There’s not a lot of tangible reward to being a journalist. Most of my journalist friends are rebel types with above average work ethic. Even inside writers of the fluffiest fuzzies, not too far down, a First Amendment soldier lurks.
It’s rewarding to tell people’s stories, to actively participate in free speech, to have a job writing (Writer’s Digest sends me a depressing email at least once a week with a subject line “You CAN make a living writing!”).
But that’s about it. We don’t make a lot of money. Our field is changing by the minute so we’re constantly being challenged to find new ways for print to survive. The line between advertising and editorial is growing so muddy you could ford the river between the two in a nice new pair of goulashes.
That’s why awards season is so fun for journalists. It’s validation for a job well done when there’s little other tangible validation to be found. (Also, most of us have fragile egos and fluctuating self confidence.
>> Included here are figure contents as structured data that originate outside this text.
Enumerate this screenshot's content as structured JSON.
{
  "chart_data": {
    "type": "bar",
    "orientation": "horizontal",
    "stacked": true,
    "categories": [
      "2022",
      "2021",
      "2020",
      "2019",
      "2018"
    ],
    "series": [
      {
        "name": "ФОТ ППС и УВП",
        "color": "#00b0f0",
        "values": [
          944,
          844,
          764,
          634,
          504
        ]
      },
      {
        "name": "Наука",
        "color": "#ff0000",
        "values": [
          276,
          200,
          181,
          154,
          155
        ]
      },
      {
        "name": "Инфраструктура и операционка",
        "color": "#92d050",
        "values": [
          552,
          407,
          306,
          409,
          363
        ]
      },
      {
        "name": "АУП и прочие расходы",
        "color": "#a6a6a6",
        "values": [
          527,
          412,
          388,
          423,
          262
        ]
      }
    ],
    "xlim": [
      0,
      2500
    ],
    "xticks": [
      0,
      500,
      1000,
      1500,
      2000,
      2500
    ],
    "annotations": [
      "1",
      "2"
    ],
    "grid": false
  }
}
We did, after all, choose a profession where everything we do has a byline.)
The point of this loquacious lead: I won some writing awards at the Press Club of Cleveland’s statewide Excellence in Journalism contest.
I was so excited to attend the ceremony. I wore my new library card shirt from my new gig at The Library Store. #alwaysbeworking
I placed first in non-daily newspaper writing for the category Personality Profile writing for this story about Alix, and second for Arts and Entertainment reporting for this article about the two toddler-refugees-turned-CCAD-designers.
The big one, though, was this guy:
Best Freelance Journalist in Ohio. Bam!
Wait… is that… that word… is spelled wrong… oh… oh god!
Pretty immediately, though, I decided the “compulation” on my award was perfect. Two reasons.
1) It’s a reminder that copy editors are important. What a concept.
2) It’s a reminder to keep working and working as hard as possible. I may be good, but I could be better. For every success I have I can count five other fuck ups. Mistakes don’t mean I’m not talented, and success doesn’t mean I’m not human. Keep that ego and that self-criticism in balance, sister, and then you really win.